When Carol E. Yorke woke up one morning at the age of 62, unable to move the left side of her body, she had no idea that her life was about to be rewritten in ways she couldn’t yet imagine. The stroke that left her partially paralyzed also ended her 25-year career as a CPA, leaving her to navigate a future that looked nothing like the one she had planned.
Yet instead of allowing herself to be defined by loss, Yorke turned toward a path of resilience, creativity, and service, one that would make her a voice of encouragement for stroke survivors. What she could no longer pursue in numbers and ledgers, she found in words.
Her first book, Brain Attack: Surviving a Stroke, emerged from the simple but powerful idea of “writing what you know.” Yorke’s story is candid, practical, and deeply uplifting, filled with tools and lessons she herself leaned on during recovery.

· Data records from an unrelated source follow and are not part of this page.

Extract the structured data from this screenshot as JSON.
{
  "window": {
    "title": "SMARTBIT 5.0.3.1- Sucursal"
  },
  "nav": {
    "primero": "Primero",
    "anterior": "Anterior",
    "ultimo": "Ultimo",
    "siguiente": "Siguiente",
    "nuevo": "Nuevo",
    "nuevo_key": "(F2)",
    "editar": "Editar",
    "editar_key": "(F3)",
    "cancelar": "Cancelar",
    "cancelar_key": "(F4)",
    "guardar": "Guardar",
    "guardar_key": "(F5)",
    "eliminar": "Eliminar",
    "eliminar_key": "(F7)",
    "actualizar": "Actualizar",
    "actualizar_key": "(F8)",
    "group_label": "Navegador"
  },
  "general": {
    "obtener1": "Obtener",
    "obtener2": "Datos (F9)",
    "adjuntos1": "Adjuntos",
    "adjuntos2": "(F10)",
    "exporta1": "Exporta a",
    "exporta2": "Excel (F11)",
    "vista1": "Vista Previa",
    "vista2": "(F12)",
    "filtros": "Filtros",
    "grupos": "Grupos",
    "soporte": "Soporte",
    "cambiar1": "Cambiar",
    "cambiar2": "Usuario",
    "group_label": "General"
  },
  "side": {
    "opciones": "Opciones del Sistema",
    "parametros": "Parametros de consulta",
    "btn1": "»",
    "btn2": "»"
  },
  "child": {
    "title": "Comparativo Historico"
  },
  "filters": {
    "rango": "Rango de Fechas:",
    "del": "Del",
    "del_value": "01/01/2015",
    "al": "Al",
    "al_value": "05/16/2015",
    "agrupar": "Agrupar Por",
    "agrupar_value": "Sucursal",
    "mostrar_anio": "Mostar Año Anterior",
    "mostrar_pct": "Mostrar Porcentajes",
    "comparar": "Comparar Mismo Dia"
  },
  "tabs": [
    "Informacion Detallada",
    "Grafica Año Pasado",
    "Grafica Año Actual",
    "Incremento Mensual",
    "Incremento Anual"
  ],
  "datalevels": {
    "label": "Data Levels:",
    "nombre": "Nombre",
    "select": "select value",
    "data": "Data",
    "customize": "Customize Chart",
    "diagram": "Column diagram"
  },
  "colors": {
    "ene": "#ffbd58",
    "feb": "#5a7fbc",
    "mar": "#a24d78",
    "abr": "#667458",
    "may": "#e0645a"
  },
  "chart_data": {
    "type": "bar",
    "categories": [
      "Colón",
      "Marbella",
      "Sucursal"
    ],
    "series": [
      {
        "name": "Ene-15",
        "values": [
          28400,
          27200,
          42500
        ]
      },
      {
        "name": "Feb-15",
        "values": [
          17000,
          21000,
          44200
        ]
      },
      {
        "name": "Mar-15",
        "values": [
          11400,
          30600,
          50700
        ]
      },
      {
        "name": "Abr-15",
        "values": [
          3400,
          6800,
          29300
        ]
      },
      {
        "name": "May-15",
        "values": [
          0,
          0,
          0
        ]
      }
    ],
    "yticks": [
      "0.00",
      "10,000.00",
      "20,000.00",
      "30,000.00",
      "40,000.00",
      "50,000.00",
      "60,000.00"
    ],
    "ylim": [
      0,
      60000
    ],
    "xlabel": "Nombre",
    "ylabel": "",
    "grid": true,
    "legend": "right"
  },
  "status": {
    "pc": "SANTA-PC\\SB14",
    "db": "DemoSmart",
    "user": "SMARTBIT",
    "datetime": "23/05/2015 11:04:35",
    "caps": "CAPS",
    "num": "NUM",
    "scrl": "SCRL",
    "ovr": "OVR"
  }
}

From mindfulness practices to positive affirmations like “I am strong, I am a survivor,” the book quickly became a source of catharsis for her, and a guidepost for readers searching for hope in the aftermath of a devastating diagnosis.
Brain Attack: Surviving a Stroke
“I wanted people to understand that life doesn’t end after a stroke,” she explains. “As long as you’re alive, there’s still more life to live. It can be joyful, even when you think it’s done.” That message has become her mantra, echoed in the way she speaks, writes, and lives.

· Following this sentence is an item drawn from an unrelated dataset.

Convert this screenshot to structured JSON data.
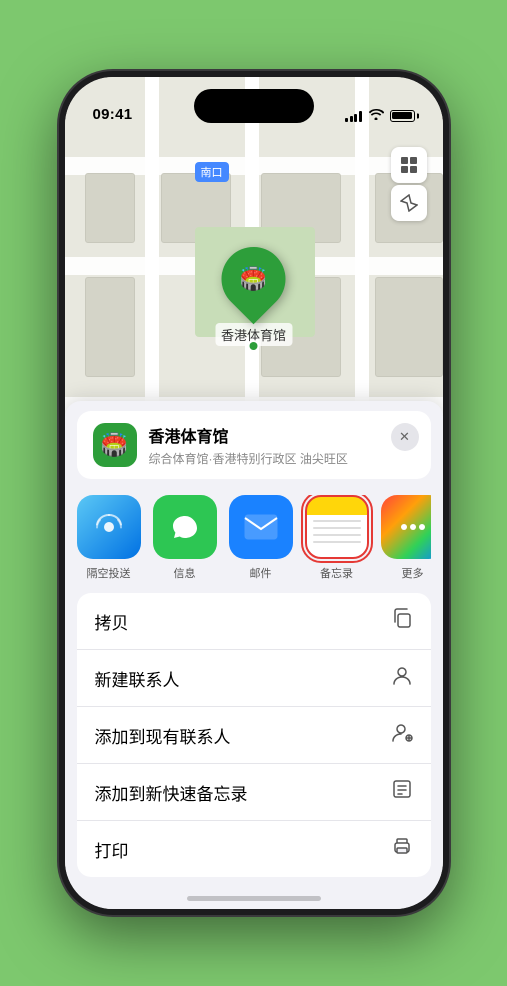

Despite taking a lighthearted approach to her circumstances, Yorke never lets humor obscure the gravity of what she has overcome. Instead, she uses it to lead a life not burdened by the challenges she has encountered. That distinction, thriving versus merely surviving, runs through all of Yorke’s work.

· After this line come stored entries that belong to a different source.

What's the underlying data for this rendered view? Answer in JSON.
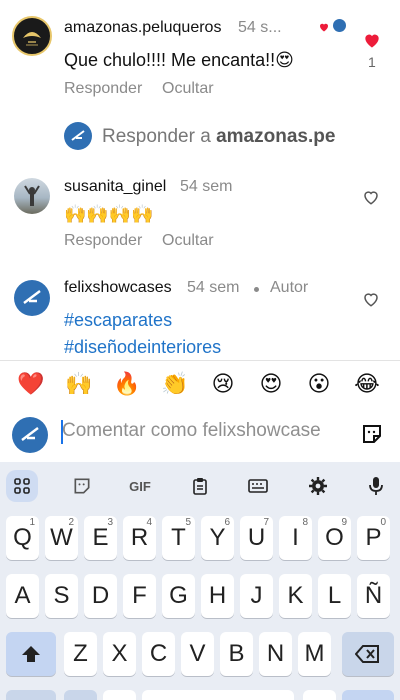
{
  "comments": [
    {
      "username": "amazonas.peluqueros",
      "time": "54 s...",
      "text": "Que chulo!!!! Me encanta!!😍",
      "actions": [
        "Responder",
        "Ocultar"
      ],
      "like_count": "1",
      "liked": true
    },
    {
      "username": "susanita_ginel",
      "time": "54 sem",
      "text": "🙌🙌🙌🙌",
      "actions": [
        "Responder",
        "Ocultar"
      ]
    },
    {
      "username": "felixshowcases",
      "time": "54 sem",
      "badge": "Autor",
      "hashtags": [
        "#escaparates",
        "#diseñodeinteriores"
      ]
    }
  ],
  "reply_prompt": {
    "prefix": "Responder a ",
    "target": "amazonas.pe"
  },
  "emoji_bar": [
    "❤️",
    "🙌",
    "🔥",
    "👏",
    "😢",
    "😍",
    "😮",
    "😂"
  ],
  "compose": {
    "placeholder": "Comentar como felixshowcase"
  },
  "keyboard": {
    "toolbar": [
      "apps-grid-icon",
      "sticker-icon",
      "gif-icon",
      "clipboard-icon",
      "keyboard-icon",
      "settings-icon",
      "mic-icon"
    ],
    "gif_label": "GIF",
    "row1": [
      {
        "k": "Q",
        "n": "1"
      },
      {
        "k": "W",
        "n": "2"
      },
      {
        "k": "E",
        "n": "3"
      },
      {
        "k": "R",
        "n": "4"
      },
      {
        "k": "T",
        "n": "5"
      },
      {
        "k": "Y",
        "n": "6"
      },
      {
        "k": "U",
        "n": "7"
      },
      {
        "k": "I",
        "n": "8"
      },
      {
        "k": "O",
        "n": "9"
      },
      {
        "k": "P",
        "n": "0"
      }
    ],
    "row2": [
      "A",
      "S",
      "D",
      "F",
      "G",
      "H",
      "J",
      "K",
      "L",
      "Ñ"
    ],
    "row3": [
      "Z",
      "X",
      "C",
      "V",
      "B",
      "N",
      "M"
    ]
  },
  "colors": {
    "accent": "#1a73e8",
    "heart": "#ed1c3a",
    "hashtag": "#1f73c8",
    "keyboard_bg": "#e9edf4"
  }
}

The World Stroke Organization estimates that 94 million people worldwide are living with the effects of stroke, a number that underscores the need for voices like hers. Too often, survivors are isolated, overlooked, or made to feel as though their best days are behind them. Yorke’s writing and public presence push back against that narrative, reminding others that survival itself is proof of strength and a reason for pride.
Her authorial journey is just beginning. Alongside Brain Attack, Yorke is now preparing two additional projects. The first, A Stroke of Luck: Memoirs of a Thriving Stroke Survivor, is her autobiography, more than a decade in the making. It began as a plan to chronicle her medical ordeal, but it has now expanded into a sweeping life story that connects her childhood with her present role as motivator and mentor.
“My whole life was preparing me for this,” she reflects. “All the changes I had to adapt to as a child taught me how to face the changes after my stroke.”
The second project, The Official Stroke Joke Book, takes a different but equally important approach. As she infuses humor into the conversation, Yorke hopes to break down the walls of discomfort that so often surround discussions of illness and disability. “If you joke, you humanize it,” she says. “And that makes it easier for people to talk, to share, to feel less alone.”
Yorke’s positivity isn’t just an inherent personality trait. It is a deliberate practice, one she nurtures daily and shares freely with others. Through her writing, she aims to remind survivors of what they already know deep down: they are stronger than they think, and capable of living fully, even after life has changed. Her writing is driven by one single force: empathy.
“I care,” she says. “I see others struggling, and I know what works. If my story can help them, then that’s what I’m here to do.”
In Yorke’s words, survival is not the end of the story but the beginning of a new one. And with each book, each page, and each shared laugh, she proves that a life reshaped by stroke can still be rich with meaning, joy, and possibility.